Inflammatory Bowel Disease (IBD)
Inflammatory bowel disease (IBD) encompasses various gastrointestinal conditions, including Crohn’s disease and ulcerative colitis.
Inflammatory bowel disease (IBD) is an umbrella term that refers to a number of different conditions causing chronic inflammation within the gastrointestinal tract. Two of the most common types of IBD are:
- Crohn’s disease, which can cause pain and swelling in any part of the digestive tract (stretching from the mouth to the anus)
- Ulcerative colitis, which can cause inflammation and ulcers within the rectum and colon (large intestine)
IBD is a fairly common condition. In fact, according to the Centers for Disease Control and Prevention (CDC), approximately 3 million U.S. adults reported being diagnosed with IBD in 2015.
Many people refer to IBD and inflammatory bowel syndrome (IBS) interchangeably. While they have similar symptoms, they’re two different conditions requiring different treatment approaches. As its name suggests, IBS is a syndrome rather than a disease, which means that it involves a group of symptoms that may not have an identifiable cause. IBD is less common than IBS and, unlike IBS, can be life-threatening. It’s also possible for someone to have both IBD and IBS.

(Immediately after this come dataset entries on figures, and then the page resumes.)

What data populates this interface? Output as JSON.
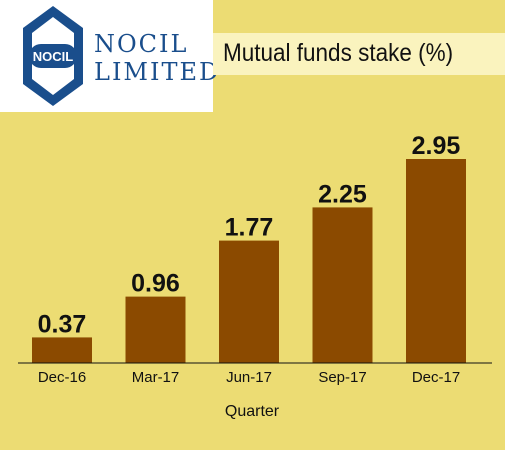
{
  "logo": {
    "badge_text": "NOCIL",
    "name_line1": "NOCIL",
    "name_line2": "LIMITED",
    "color": "#1a4e8c"
  },
  "title": "Mutual funds stake (%)",
  "chart_data": {
    "type": "bar",
    "categories": [
      "Dec-16",
      "Mar-17",
      "Jun-17",
      "Sep-17",
      "Dec-17"
    ],
    "values": [
      0.37,
      0.96,
      1.77,
      2.25,
      2.95
    ],
    "value_labels": [
      "0.37",
      "0.96",
      "1.77",
      "2.25",
      "2.95"
    ],
    "title": "Mutual funds stake (%)",
    "xlabel": "Quarter",
    "ylabel": "",
    "ylim": [
      0,
      2.95
    ],
    "grid": false,
    "bar_color": "#8b4a00"
  }
}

Causes of Inflammatory Bowel Disease
Researchers don’t know what causes inflammatory bowel disease, but studies suggest that the following risk factors may play a role:
- Immune system response
- Using certain medications
- Family history of IBD
Although IBD can affect people at any age, it’s most common among individuals between the ages of 15 and 30.
Symptoms of Inflammatory Bowel Disease
The symptoms of inflammatory bowel disease will vary depending on the specific type present, but some of the more common symptoms include:
- Abdominal pain
- Diarrhea or constipation
- An urgent need to use the bathroom
- Stools containing blood or mucus
- Upset stomach
- Loss of appetite
- Unexplained weight loss
Diagnosing Inflammatory Bowel Disease
If you think that you might have inflammatory bowel disease, it’s important to promptly seek treatment, since this condition can increase the risk of developing colorectal cancer and complications such as:
- Anal fistulas
- Anal stenosis (stricture)
- Bowel perforation
- Severe swelling within the intestines (toxic megacolon)
- Cirrhosis, primary sclerosing cholangitis and other types of liver disease
- Kidney stones
- Blood clots
In addition to a physical examination, diagnosis of IBD may involve:
- Blood tests
- Stool tests
- Imaging tests such as computed tomography (CT) scans and magnetic resonance imaging (MRI) scans
Treatment for Inflammatory Bowel Disease
There’s currently no cure for inflammatory bowel disease. However, lifestyle changes and certain types of prescription medication can help manage this condition. In some cases—such as when medication no longer relieves symptoms—surgery may be necessary. The gastroenterology specialists at Tampa General Hospital will develop a treatment plan that’s customized to your individual needs.